Background Most of the currently available biological agents used in the treatment of rheumatoid arthritis (RA) target a cellular or soluble factor involved in the physiopathology of the disease. Alternatively, cellular therapies are scarce in the therapeutic management of RA. Apoptotic cells display immunologic properties that have been used to resolve inflammation in various experimental models of autoimmune diseases (diabetes, demyelinating diseases) as well as in bone marrow transplantation to favour engraftment and prevent graft versus host disease. Apoptotic cell approach has been successfully assessed to prevent arthritis development in experimental rat model. Here we evaluated a cell-based therapeutic approach based on the immuno-modulatory properties of apoptotic cells to treat RA.
Objectives to investigate the effects apoptotic cell injection to treat arthritis in a mouse model of collagen-induced arthritis (CIA).

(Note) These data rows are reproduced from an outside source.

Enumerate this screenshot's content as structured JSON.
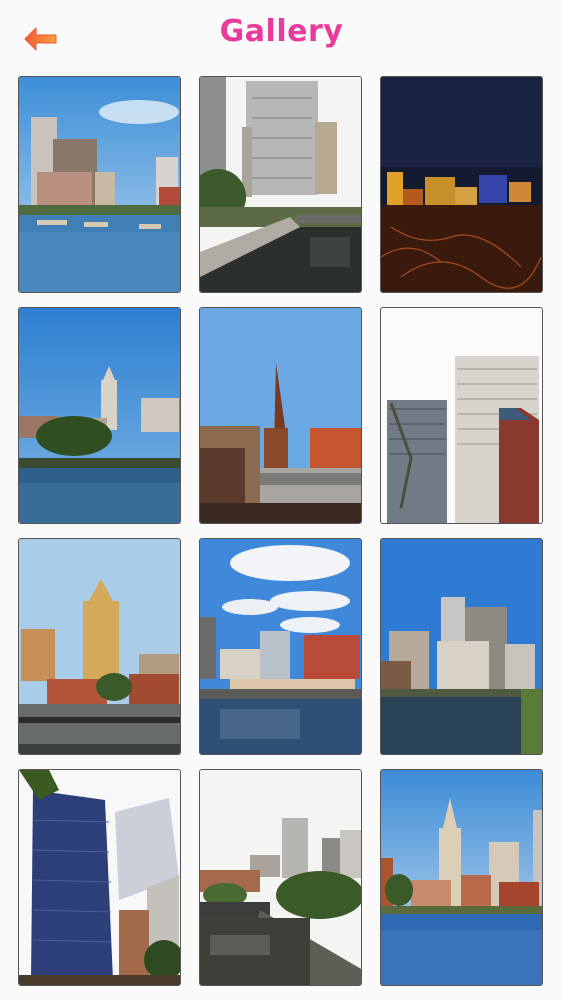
{
  "header": {
    "title": "Gallery",
    "back_icon": "arrow-left-icon",
    "accent_color": "#e93b9b",
    "back_color": "#f26a3a"
  },
  "gallery": {
    "photos": [
      {
        "id": 1,
        "subject": "river-skyline"
      },
      {
        "id": 2,
        "subject": "riverwalk-buildings"
      },
      {
        "id": 3,
        "subject": "city-night"
      },
      {
        "id": 4,
        "subject": "waterfront-tower"
      },
      {
        "id": 5,
        "subject": "church-spire"
      },
      {
        "id": 6,
        "subject": "office-towers"
      },
      {
        "id": 7,
        "subject": "art-deco-tower"
      },
      {
        "id": 8,
        "subject": "canal-clouds"
      },
      {
        "id": 9,
        "subject": "river-offices"
      },
      {
        "id": 10,
        "subject": "glass-highrises"
      },
      {
        "id": 11,
        "subject": "river-bridge"
      },
      {
        "id": 12,
        "subject": "harbor-skyline"
      }
    ]
  }
}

Methods CIA was induced in susceptible DBA/1 mice using type II bovine collagen immunization. Four to 8 days after arthritis development (d20 post-immunization) mice presenting arthritic symptoms were treated with apoptotic cells (5.10e6 cell/mouse). As control, methotrexate was used (MTX, 15 mg/kg, twice) alone or with apoptotic cells. Regulatory T cells (Treg) were assessed by FACS at time of sacrifice (day 40/45).
Results Apoptotic cell injection demonstrated a significant decrease of arthritis score (p>0.01; 4 independent experiments), associated with an increased percentage of Treg in the spleen at time of sacrifice (Figure). In addition, MTX was sufficient to decrease arthritis as well and apoptotic cell injection did not influence MTX efficiency and vice-et-versa. Whereas MTX did not affect the percentage of Treg, MTX + apoptotic cell treatment induced a strong increase of Treg in the spleen and draining lymph nodes.
Conclusions Apoptotic cell injection is an effective treatment to reduce arthritis severity and should be consider in clinic as an alternative method for the treatment of patients with RA. A phase I/II clinical trial using this therapeutic approach is currently planned by our group in patients with RA refractory to biological agents.